Dimanche 04 mars 2018
(Homélie du père Charles André Sohier)
Le temple de Jérusalem, construit par Hérode le Grand à partir de 20 avant Jésus Christ, était une belle et vaste construction. Outre le sanctuaire et le Saint des Saints, il comportait deux grandes cours, celle des hommes et celle des femmes, ainsi qu’une immense esplanade : le parvis des païens. C’est là que beaucoup se rassemblaient pour traiter leurs affaires, écouter les docteurs de la Loi, acheter des animaux pour les sacrifices et changer de la monnaie. C’est dans ce brouhaha de souk oriental, que se place l’incident rapporté par saint Jean. Jésus, en colère, fouet en main, chasse les marchands du temple. « Ne faites pas de la maison de mon Père une maison de trafic », dit-il, en accomplissant ce geste prophétique.
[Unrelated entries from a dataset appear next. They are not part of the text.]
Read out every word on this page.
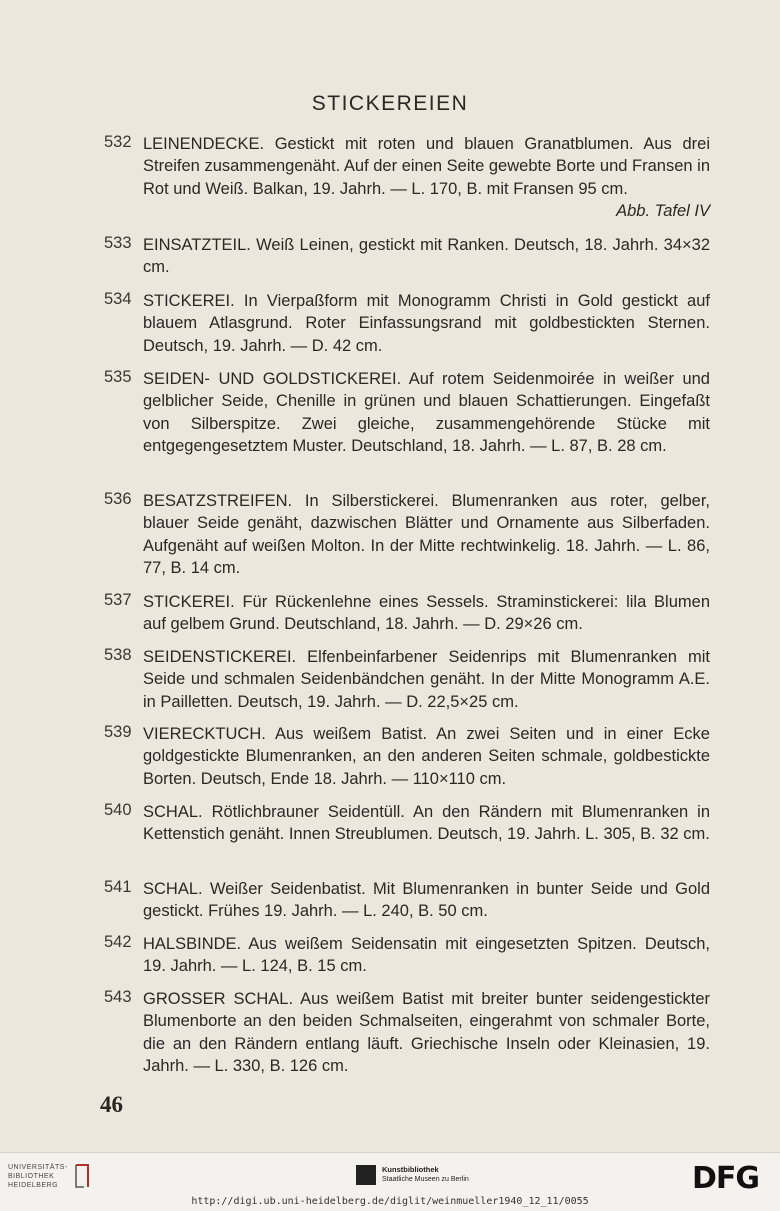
STICKEREIEN
532 LEINENDECKE. Gestickt mit roten und blauen Granatblumen. Aus drei Streifen zusammengenäht. Auf der einen Seite gewebte Borte und Fransen in Rot und Weiß. Balkan, 19. Jahrh. — L. 170, B. mit Fransen 95 cm.
Abb. Tafel IV
533 EINSATZTEIL. Weiß Leinen, gestickt mit Ranken. Deutsch, 18. Jahrh. 34×32 cm.
534 STICKEREI. In Vierpaßform mit Monogramm Christi in Gold gestickt auf blauem Atlasgrund. Roter Einfassungsrand mit goldbestickten Sternen. Deutsch, 19. Jahrh. — D. 42 cm.
535 SEIDEN- UND GOLDSTICKEREI. Auf rotem Seidenmoirée in weißer und gelblicher Seide, Chenille in grünen und blauen Schattierungen. Eingefaßt von Silberspitze. Zwei gleiche, zusammengehörende Stücke mit entgegengesetztem Muster. Deutschland, 18. Jahrh. — L. 87, B. 28 cm.
536 BESATZSTREIFEN. In Silberstickerei. Blumenranken aus roter, gelber, blauer Seide genäht, dazwischen Blätter und Ornamente aus Silberfaden. Aufgenäht auf weißen Molton. In der Mitte rechtwinkelig. 18. Jahrh. — L. 86, 77, B. 14 cm.
537 STICKEREI. Für Rückenlehne eines Sessels. Straminstickerei: lila Blumen auf gelbem Grund. Deutschland, 18. Jahrh. — D. 29×26 cm.
538 SEIDENSTICKEREI. Elfenbeinfarbener Seidenrips mit Blumenranken mit Seide und schmalen Seidenbändchen genäht. In der Mitte Monogramm A.E. in Pailletten. Deutsch, 19. Jahrh. — D. 22,5×25 cm.
539 VIERECKTUCH. Aus weißem Batist. An zwei Seiten und in einer Ecke goldgestickte Blumenranken, an den anderen Seiten schmale, goldbestickte Borten. Deutsch, Ende 18. Jahrh. — 110×110 cm.
540 SCHAL. Rötlichbrauner Seidentüll. An den Rändern mit Blumenranken in Kettenstich genäht. Innen Streublumen. Deutsch, 19. Jahrh. L. 305, B. 32 cm.
541 SCHAL. Weißer Seidenbatist. Mit Blumenranken in bunter Seide und Gold gestickt. Frühes 19. Jahrh. — L. 240, B. 50 cm.
542 HALSBINDE. Aus weißem Seidensatin mit eingesetzten Spitzen. Deutsch, 19. Jahrh. — L. 124, B. 15 cm.
543 GROSSER SCHAL. Aus weißem Batist mit breiter bunter seidengestickter Blumenborte an den beiden Schmalseiten, eingerahmt von schmaler Borte, die an den Rändern entlang läuft. Griechische Inseln oder Kleinasien, 19. Jahrh. — L. 330, B. 126 cm.
46
UNIVERSITÄTS-
BIBLIOTHEK
HEIDELBERG
Kunstbibliothek
Staatliche Museen zu Berlin	DFG
http://digi.ub.uni-heidelberg.de/diglit/weinmueller1940_12_11/0055
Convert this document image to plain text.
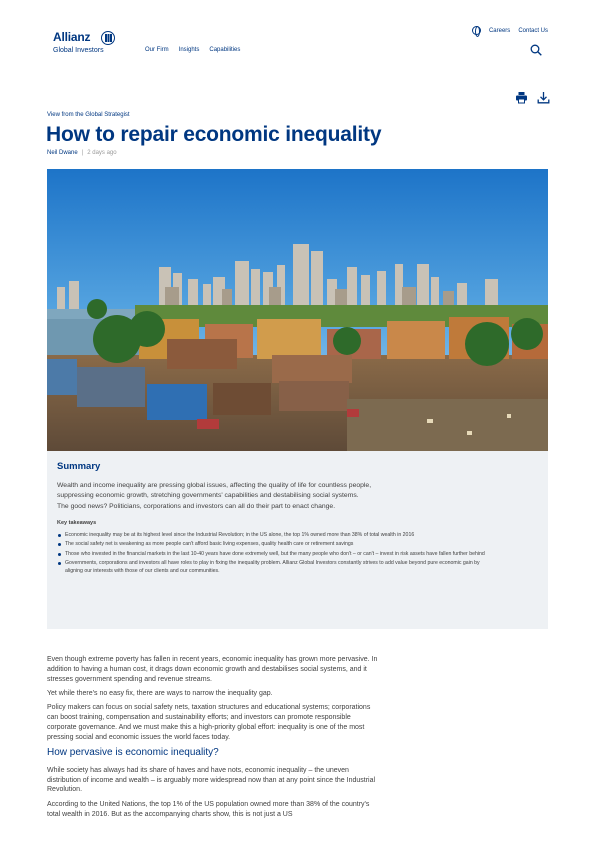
Allianz
Global Investors	Our Firm Insights Capabilities
Careers Contact Us
View from the Global Strategist
How to repair economic inequality
Neil Dwane | 2 days ago
Summary

Wealth and income inequality are pressing global issues, affecting the quality of life for countless people, suppressing economic growth, stretching governments' capabilities and destabilising social systems. The good news? Politicians, corporations and investors can all do their part to enact change.

Key takeaways
Economic inequality may be at its highest level since the Industrial Revolution; in the US alone, the top 1% owned more than 38% of total wealth in 2016
The social safety net is weakening as more people can't afford basic living expenses, quality health care or retirement savings
Those who invested in the financial markets in the last 10-40 years have done extremely well, but the many people who don't – or can't – invest in risk assets have fallen further behind
Governments, corporations and investors all have roles to play in fixing the inequality problem. Allianz Global Investors constantly strives to add value beyond pure economic gain by aligning our interests with those of our clients and our communities.

Even though extreme poverty has fallen in recent years, economic inequality has grown more pervasive. In addition to having a human cost, it drags down economic growth and destabilises social systems, and it stresses government spending and revenue streams.

Yet while there's no easy fix, there are ways to narrow the inequality gap.

Policy makers can focus on social safety nets, taxation structures and educational systems; corporations can boost training, compensation and sustainability efforts; and investors can promote responsible corporate governance. And we must make this a high-priority global effort: inequality is one of the most pressing social and economic issues the world faces today.

How pervasive is economic inequality?

While society has always had its share of haves and have nots, economic inequality – the uneven distribution of income and wealth – is arguably more widespread now than at any point since the Industrial Revolution.

According to the United Nations, the top 1% of the US population owned more than 38% of the country's total wealth in 2016. But as the accompanying charts show, this is not just a US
Je vous propose de méditer sur trois leçons de cet épisode.
L’attachement à l’argent
L’argent est nécessaire, mais il est aussi un piège. Quant s’instaure le primat de l’économique à l’échelle mondiale, on glisse inévitablement dans la spirale du chômage, de la violence et du mépris des droits essentiels de la personne humaine. Au temple de l’or et de l’argent, avec son cortège d’injustices et de misères, nous avons à substituer le temple de la justice, de l’amour désintéressé et du respect. Voilà pourquoi Jésus chasse les marchands du temple. Mais ne nous contentons pas d’appliquer cela aux autres. Convertissons-nous nous-mêmes sur ce sujet. La passion du pouvoir et de l’avoir se glisse partout, y compris dans notre propre cœur.
La maison de mon Père
Mais l’essentiel ne se trouve pas encore là. Écoutons longuement cette étrange expression que Jésus utilise pour parler du temple : « la maison de mon Père ». Quel secret, quelle plongée dans l’intimité de sa personne, se cachent sous ces formules. Il est chez lui dans ce Saint des Saints, ce sanctuaire tabou, où nul ne peut entrer, sauf le Grand Prêtre, une fois par an. Ce lieu intouchable, séparé de tout, Jésus dit tout simplement que c’est la « maison de son Père », et sa propre maison de fils. Oui, ce qui est premier dans le culte que nous rendons à Dieu, ce ne sont pas les gestes (bœufs, brebis ou colombes), mais la confiance filiale que nous y mettons.
Le sanctuaire de son corps
Nous arrivons, avec cette phrase, au cœur de cette page d’évangile. C’est son corps, ce corps qui sera crucifié et ressuscité, qui est le nouveau temple. Ainsi, le lieu de la Présence de Dieu, n’est plus un édifice, c’est Quelqu’un ! C’est le Corps du Christ. Toute la liturgie chrétienne tourne autour de cette mystique du Corps du Christ.
Mais comprenons jusqu’où va ce mystère ! « Ne savez-vous pas que vous êtes le Temple de Dieu et que l’Esprit de Dieu habite en vous ? », dit saint Paul aux Corinthiens. Ainsi, ce n’est pas seulement le corps ressuscité de Jésus qui est le nouveau temple, mais le corps de chaque baptisé. En recevant le corps de Jésus, je deviens son corps qui est un sanctuaire. Voilà jusqu’où se fonde l’éminente dignité de l’homme.